Weißer Schimmel

„Bei unserem Kind steht eine Hochbegabung im Raum“. Momentan lese ich diesen Satz ständig. Gefühlt einmal pro Woche. Ich frage mich grundsätzlich, wer sie dorthin gestellt hat. Ob der Raum groß oder klein ist, möbliert oder leer. Hat er weiße Wände, gelbe oder rote, einen hell gefliesten Fußboden oder einen aus dunklem Holz?

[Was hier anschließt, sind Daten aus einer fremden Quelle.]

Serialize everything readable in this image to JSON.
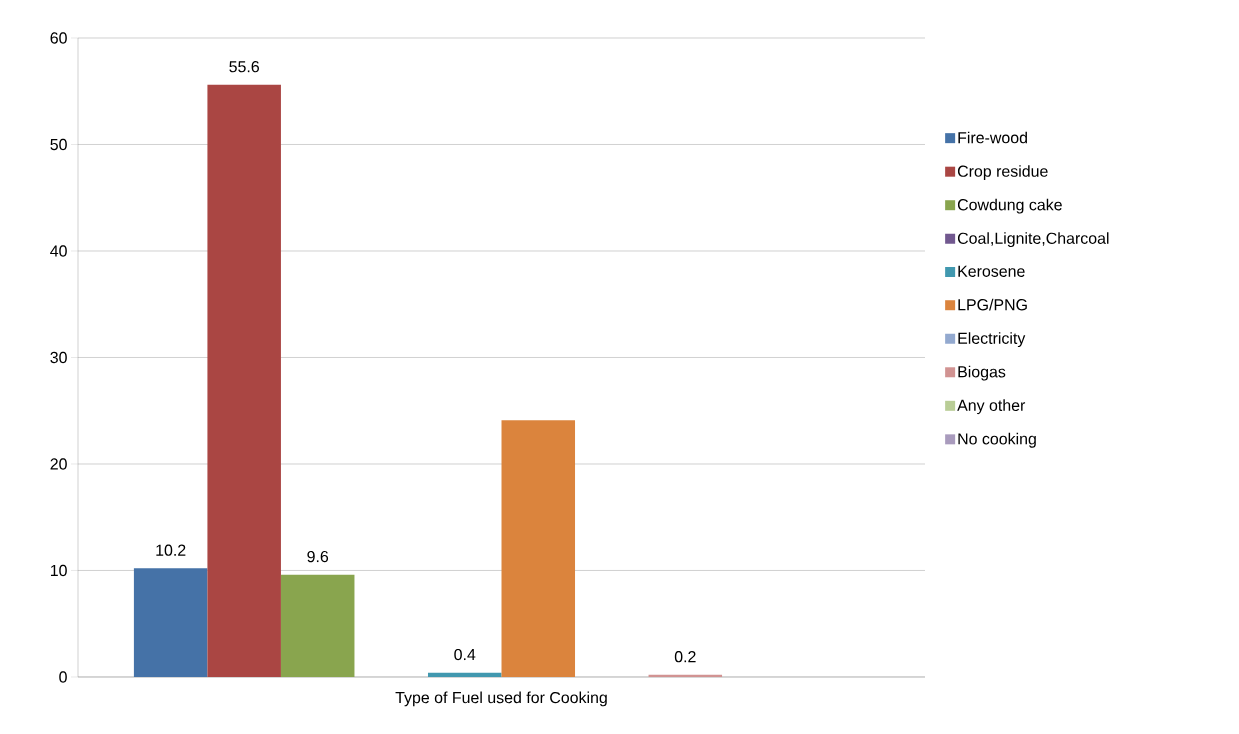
{
  "chart_data": {
    "type": "bar",
    "categories": [
      "Type of Fuel used for Cooking"
    ],
    "series": [
      {
        "name": "Fire-wood",
        "color": "#4572a7",
        "values": [
          10.2
        ],
        "value_labels": [
          "10.2"
        ]
      },
      {
        "name": "Crop residue",
        "color": "#aa4643",
        "values": [
          55.6
        ],
        "value_labels": [
          "55.6"
        ]
      },
      {
        "name": "Cowdung cake",
        "color": "#89a54e",
        "values": [
          9.6
        ],
        "value_labels": [
          "9.6"
        ]
      },
      {
        "name": "Coal,Lignite,Charcoal",
        "color": "#71588f",
        "values": [
          0
        ],
        "value_labels": [
          null
        ]
      },
      {
        "name": "Kerosene",
        "color": "#4198af",
        "values": [
          0.4
        ],
        "value_labels": [
          "0.4"
        ]
      },
      {
        "name": "LPG/PNG",
        "color": "#db843d",
        "values": [
          24.1
        ],
        "value_labels": [
          null
        ]
      },
      {
        "name": "Electricity",
        "color": "#93a9cf",
        "values": [
          0
        ],
        "value_labels": [
          null
        ]
      },
      {
        "name": "Biogas",
        "color": "#d19392",
        "values": [
          0.2
        ],
        "value_labels": [
          "0.2"
        ]
      },
      {
        "name": "Any other",
        "color": "#b9cd96",
        "values": [
          0
        ],
        "value_labels": [
          null
        ]
      },
      {
        "name": "No cooking",
        "color": "#a99bbd",
        "values": [
          0
        ],
        "value_labels": [
          null
        ]
      }
    ],
    "ylim": [
      0,
      60
    ],
    "yticks": [
      0,
      10,
      20,
      30,
      40,
      50,
      60
    ],
    "grid": "y",
    "legend": "right"
  }
}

Sätze, die Bilder im Kopf entstehen lassen, sind etwas Schönes. Sie machen einen Text lebendig und helfen dem Leser sich abstrakte Dinge besser vorzustellen. Eine gute Reportage beispielsweise kommt nicht ohne diese Bilder aus. Allerdings sollten sie stimmig sein oder so deutlich überzogen, dass sie einen sprachbewussten Leser zum Auflachen bringen.

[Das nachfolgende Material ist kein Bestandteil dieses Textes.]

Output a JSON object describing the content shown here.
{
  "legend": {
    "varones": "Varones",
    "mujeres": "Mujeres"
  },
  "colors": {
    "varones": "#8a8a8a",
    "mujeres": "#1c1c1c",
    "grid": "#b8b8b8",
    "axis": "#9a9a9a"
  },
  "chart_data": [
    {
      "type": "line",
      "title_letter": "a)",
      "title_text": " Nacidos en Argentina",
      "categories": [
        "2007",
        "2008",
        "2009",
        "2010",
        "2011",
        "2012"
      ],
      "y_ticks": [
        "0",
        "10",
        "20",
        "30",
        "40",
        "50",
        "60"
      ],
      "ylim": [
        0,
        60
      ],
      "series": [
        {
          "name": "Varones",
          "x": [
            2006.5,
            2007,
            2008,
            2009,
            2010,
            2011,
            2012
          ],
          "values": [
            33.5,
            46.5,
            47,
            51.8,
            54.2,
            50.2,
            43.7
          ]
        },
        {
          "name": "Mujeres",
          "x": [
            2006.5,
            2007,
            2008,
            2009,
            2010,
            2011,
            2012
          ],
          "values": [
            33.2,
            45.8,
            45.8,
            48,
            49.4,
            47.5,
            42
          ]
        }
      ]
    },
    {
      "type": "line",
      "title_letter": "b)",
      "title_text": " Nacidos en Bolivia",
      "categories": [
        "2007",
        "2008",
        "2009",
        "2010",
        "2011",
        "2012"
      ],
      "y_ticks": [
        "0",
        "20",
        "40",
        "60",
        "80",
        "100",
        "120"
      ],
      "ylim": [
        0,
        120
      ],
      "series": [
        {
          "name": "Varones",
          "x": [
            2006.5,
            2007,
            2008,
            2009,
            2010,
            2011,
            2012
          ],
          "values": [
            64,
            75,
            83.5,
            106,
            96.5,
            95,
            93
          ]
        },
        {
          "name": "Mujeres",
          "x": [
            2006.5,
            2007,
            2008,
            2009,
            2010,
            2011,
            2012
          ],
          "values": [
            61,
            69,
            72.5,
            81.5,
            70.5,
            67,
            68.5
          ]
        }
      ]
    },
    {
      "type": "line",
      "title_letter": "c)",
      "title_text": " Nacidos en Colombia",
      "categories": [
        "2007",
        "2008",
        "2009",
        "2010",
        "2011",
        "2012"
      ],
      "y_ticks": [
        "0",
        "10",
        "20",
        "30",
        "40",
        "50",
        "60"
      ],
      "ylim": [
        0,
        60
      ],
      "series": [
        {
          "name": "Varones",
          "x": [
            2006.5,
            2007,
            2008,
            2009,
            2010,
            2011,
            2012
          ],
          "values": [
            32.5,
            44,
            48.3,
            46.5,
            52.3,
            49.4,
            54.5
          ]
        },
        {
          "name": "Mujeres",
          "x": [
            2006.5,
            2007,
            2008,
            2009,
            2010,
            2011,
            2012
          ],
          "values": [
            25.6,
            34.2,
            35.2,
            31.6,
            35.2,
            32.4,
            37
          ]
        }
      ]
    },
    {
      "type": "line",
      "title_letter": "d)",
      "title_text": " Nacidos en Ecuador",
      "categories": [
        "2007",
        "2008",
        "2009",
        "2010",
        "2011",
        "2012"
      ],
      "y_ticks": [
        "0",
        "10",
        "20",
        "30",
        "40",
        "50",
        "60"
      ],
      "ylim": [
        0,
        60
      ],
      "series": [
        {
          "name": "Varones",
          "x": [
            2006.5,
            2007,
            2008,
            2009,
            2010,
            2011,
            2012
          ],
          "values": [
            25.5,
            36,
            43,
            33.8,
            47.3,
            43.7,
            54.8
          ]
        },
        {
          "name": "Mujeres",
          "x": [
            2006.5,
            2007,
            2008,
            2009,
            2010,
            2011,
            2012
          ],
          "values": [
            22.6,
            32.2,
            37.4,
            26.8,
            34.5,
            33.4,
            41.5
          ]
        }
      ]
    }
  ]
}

Okay, ich bin streng. Wer sich in den sozialen Medien tummelt, der schreibt nicht für einen Leser. Dem geht es darum, sich mit anderen auszutauschen. Meiner Meinung nach funktioniert dieser Austausch aber besser, wenn man nicht alte Phrasen drischt, sondern sich klar verständlich ausdrückt. Eine Hochbegabung kann nicht herumstehen. Sie hat keine Füße. Auch mit dem Rahmen ist das so eine Sache. Während meines Volontariats war der Standardspruch in der Redaktion: „Bei uns hängen nur Bilder im Rahmen“. Natürlich muss ich mir an die eigene Nase fassen (Achtung, Bild!). Wenn wir Journalisten uns so verschwurbelt ausdrücken, machen das unsere Leser nach.

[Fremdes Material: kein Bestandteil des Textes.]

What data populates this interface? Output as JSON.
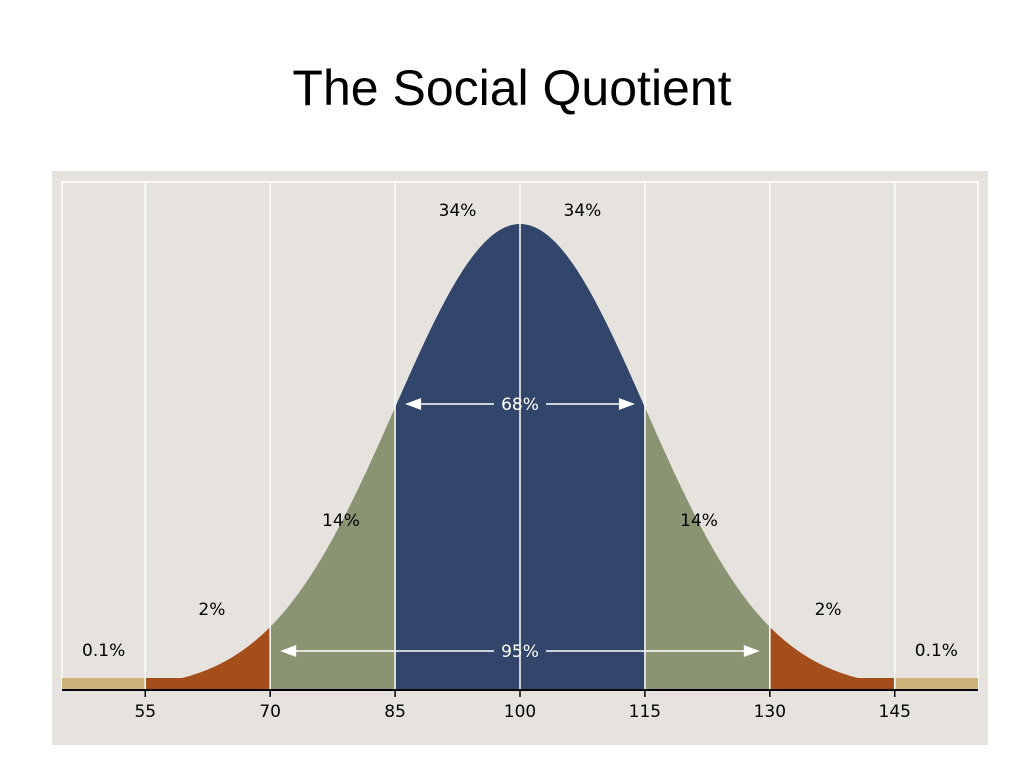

Allerdings hat das Verschwurbelte auch einen Vorteil: Es klingt bürokratisch und damit amtlich und irgendwie wichtig. Um auf die herumlungernde Hochbegabung zurück zu kommen: Wenn sie schon in den Raum geworfen wurde und nicht zusammen mit dem Pferd auf dem Flur steht, muss doch was dran sein. Da kann man sich als Eltern schon was drauf einbilden und die ganze Mühe mit einem IQ-Test beim Psychologen sparen.